Em cerca de uma década de atuação, grupo que reúne empreendedores de TI quer ampliar contato com o segmento para ajudar a desenvolver soluções inovadoras a alunos e professores.

Em cerca de uma década de atuação, grupo que reúne empreendedores de TI quer ampliar contato com o segmento para ajudar a desenvolver soluções inovadoras para alunos e professores. / Foto: Divulgação ACATE

 

Reportagem: Fabrício Rodrigues, editor SC Inova – scinova@scinova.com.br 

O debate sobre o modelo de ensino nas escolas do Brasil e a necessidade de ampliação de investimentos públicos em educação – sempre considerada uma prioridade em discursos eleitorais – geram, a cada ano, uma série de novas questões: como levar as novas tecnologias para dentro (e fora) das salas de aula? Como estimular professores a utilizarem estas novidades e o protagonismo de alunos que já são nativos digitais?
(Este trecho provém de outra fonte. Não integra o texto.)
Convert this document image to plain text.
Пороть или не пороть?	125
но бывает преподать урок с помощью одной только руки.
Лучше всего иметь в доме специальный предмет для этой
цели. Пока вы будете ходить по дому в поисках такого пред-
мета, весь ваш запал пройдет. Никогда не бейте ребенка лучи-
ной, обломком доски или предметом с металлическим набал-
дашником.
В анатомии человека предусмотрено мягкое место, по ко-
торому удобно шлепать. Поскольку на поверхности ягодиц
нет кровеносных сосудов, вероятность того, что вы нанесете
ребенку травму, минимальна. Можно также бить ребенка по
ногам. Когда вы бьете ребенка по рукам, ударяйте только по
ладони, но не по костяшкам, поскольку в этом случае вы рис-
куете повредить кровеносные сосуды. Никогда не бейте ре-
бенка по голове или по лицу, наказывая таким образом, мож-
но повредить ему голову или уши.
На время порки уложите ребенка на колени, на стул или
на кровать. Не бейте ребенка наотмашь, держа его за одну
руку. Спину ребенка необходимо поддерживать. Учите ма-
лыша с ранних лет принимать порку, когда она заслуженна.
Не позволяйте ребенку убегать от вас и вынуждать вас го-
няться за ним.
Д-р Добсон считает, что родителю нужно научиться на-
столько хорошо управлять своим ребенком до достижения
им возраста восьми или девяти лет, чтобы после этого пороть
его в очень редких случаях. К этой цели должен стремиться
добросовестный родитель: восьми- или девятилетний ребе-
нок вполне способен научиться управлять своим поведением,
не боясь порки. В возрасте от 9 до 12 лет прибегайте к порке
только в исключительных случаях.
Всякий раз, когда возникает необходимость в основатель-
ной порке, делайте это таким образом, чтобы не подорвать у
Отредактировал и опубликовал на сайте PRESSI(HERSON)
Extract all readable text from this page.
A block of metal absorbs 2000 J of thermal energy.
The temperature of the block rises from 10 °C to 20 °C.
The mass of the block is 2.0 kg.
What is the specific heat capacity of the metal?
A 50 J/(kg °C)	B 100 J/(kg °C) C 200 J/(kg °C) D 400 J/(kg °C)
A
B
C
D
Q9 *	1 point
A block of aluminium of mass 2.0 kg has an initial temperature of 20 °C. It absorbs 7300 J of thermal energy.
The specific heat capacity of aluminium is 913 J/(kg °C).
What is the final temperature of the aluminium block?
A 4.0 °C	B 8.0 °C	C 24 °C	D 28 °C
E, em paralelo, como empreendedores podem entender as demandas do mercado educacional e desenvolver soluções inovadoras para aplicar nas escolas públicas e privadas?

Em Santa Catarina, este debate é feito há cerca de uma década por meio da Vertical Educação da Associação Catarinense de Tecnologia (ACATE), que reúne mais de 30 empresas que desenvolvem produtos e serviços de TI para o setor e também agrega a participação de representantes da universidades, escolas públicas e privadas e governos municipais e estadual.  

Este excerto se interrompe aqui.